I stripped down the entire code to these few lines of pgmpy.
import bnlearn as bn
print(bn.__version__)
from pgmpy.estimators import BicScore
from pgmpy.estimators import HillClimbSearch
df = bn.import_example('sprinkler')
scoring_method = BicScore(df)
model = HillClimbSearch(df)
best_model = model.estimate(scoring_method=scoring_method, tabu_length=100, epsilon=0.0001, max_iter=1000000, fixed_edges=set(), show_progress=False)
print(best_model.edges())
Thus Im not sure why the differences occur, I only see that they seem to happened deeper in the code of pgmpy.
It took a while to figure this out.
The HillClimbSearch iteratively makes an operation on the DAG and updates the score. First, a Set is created from potential_new_edges in _legal_operations() and is then returned together with the score_delta. The following step is that the function estimate() computes the score_delta to determine the best_operation.

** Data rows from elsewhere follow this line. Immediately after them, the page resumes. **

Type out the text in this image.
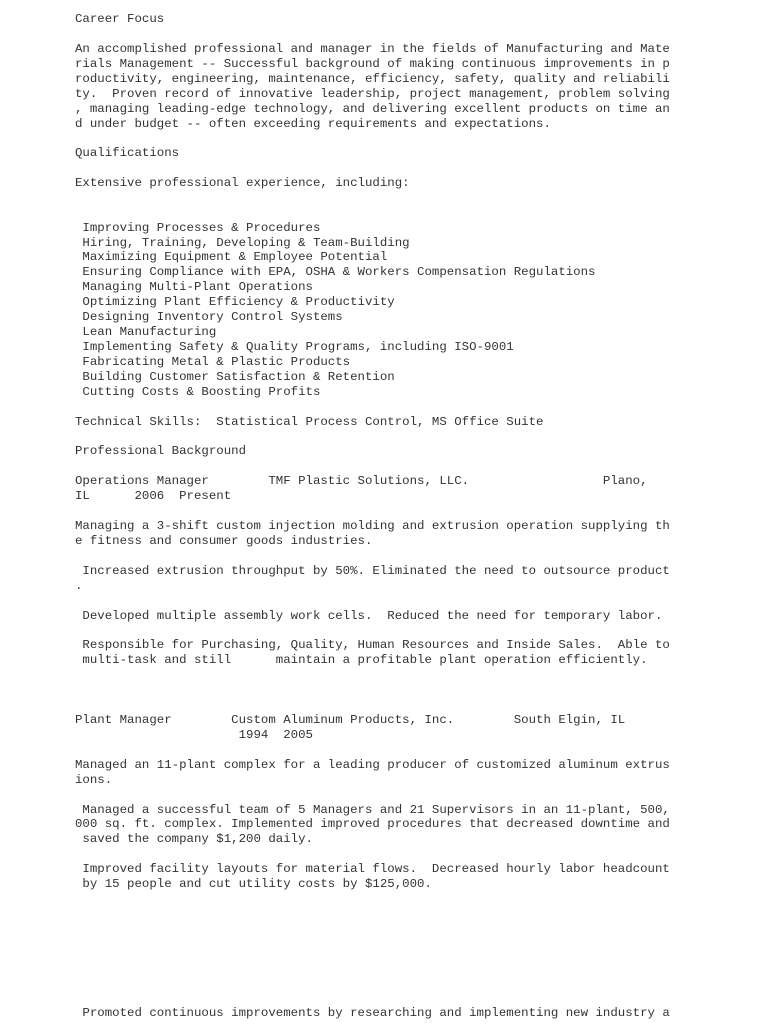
Career Focus
An accomplished professional and manager in the fields of Manufacturing and Mate
rials Management -- Successful background of making continuous improvements in p
roductivity, engineering, maintenance, efficiency, safety, quality and reliabili
ty.  Proven record of innovative leadership, project management, problem solving
, managing leading-edge technology, and delivering excellent products on time an
d under budget -- often exceeding requirements and expectations.
Qualifications
Extensive professional experience, including:
Improving Processes & Procedures
Hiring, Training, Developing & Team-Building
Maximizing Equipment & Employee Potential
Ensuring Compliance with EPA, OSHA & Workers Compensation Regulations
Managing Multi-Plant Operations
Optimizing Plant Efficiency & Productivity
Designing Inventory Control Systems
Lean Manufacturing
Implementing Safety & Quality Programs, including ISO-9001
Fabricating Metal & Plastic Products
Building Customer Satisfaction & Retention
Cutting Costs & Boosting Profits
Technical Skills:  Statistical Process Control, MS Office Suite
Professional Background
Operations Manager        TMF Plastic Solutions, LLC.                  Plano,
IL      2006  Present
Managing a 3-shift custom injection molding and extrusion operation supplying th
e fitness and consumer goods industries.
Increased extrusion throughput by 50%. Eliminated the need to outsource product
.
Developed multiple assembly work cells.  Reduced the need for temporary labor.
Responsible for Purchasing, Quality, Human Resources and Inside Sales.  Able to
multi-task and still      maintain a profitable plant operation efficiently.
Plant Manager        Custom Aluminum Products, Inc.        South Elgin, IL
1994  2005
Managed an 11-plant complex for a leading producer of customized aluminum extrus
ions.
Managed a successful team of 5 Managers and 21 Supervisors in an 11-plant, 500,
000 sq. ft. complex. Implemented improved procedures that decreased downtime and
saved the company $1,200 daily.
Improved facility layouts for material flows.  Decreased hourly labor headcount
by 15 people and cut utility costs by $125,000.
Promoted continuous improvements by researching and implementing new industry a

Here comes the reason for this issue; (1) The _legal_operations() uses a Set for which the order is not pre-defined and also changes for each Python run (check this note https://docs.python.org/3/reference/datamodel.html#object.__hash__), and (2) Multiple edges exists with exactly the same (maximum) score_delta. Because of points 1 and 2 together, each time you run the code, different operations can be used to iteratively build the DAG, and thus with different outcomes.
If the sprinkler example would have contained a larger DAG, (more nodes or states), then HillClimbSearch may not result in exactly the same maximum score_delta values for different edges. However, this is still one of the 2 points that create the difference.
The bottom line is; this issue is not a bug. It simply finds exactly the same scores for edges together with Python functionality that handles the ordering. This would also explain that different systems, notebooks, versions, or simply runs can result in differences.
If there are any other questions regarding this issue, let me know.
Currently, when I ran bnlearn.ipynb in Colab with bnlearn==0.5.1 and pgmpy==0.1.17 (https://colab.research.google.com/github/erdogant/bnlearn/blob/master/notebooks/bnlearn.ipynb) The edge of "Sprinkler"-"Cloudy" and the edge of "Cloudy"-"Rain" are opposite to the tutrial results.
Forthermore I ran bnlearn.ipynb in Colab with bnlearn==0.4.11 and pgmpy==0.1.17 as well, and the results were the same as the tutrial results.
Why do the results change due to the upgrade of bnlearn?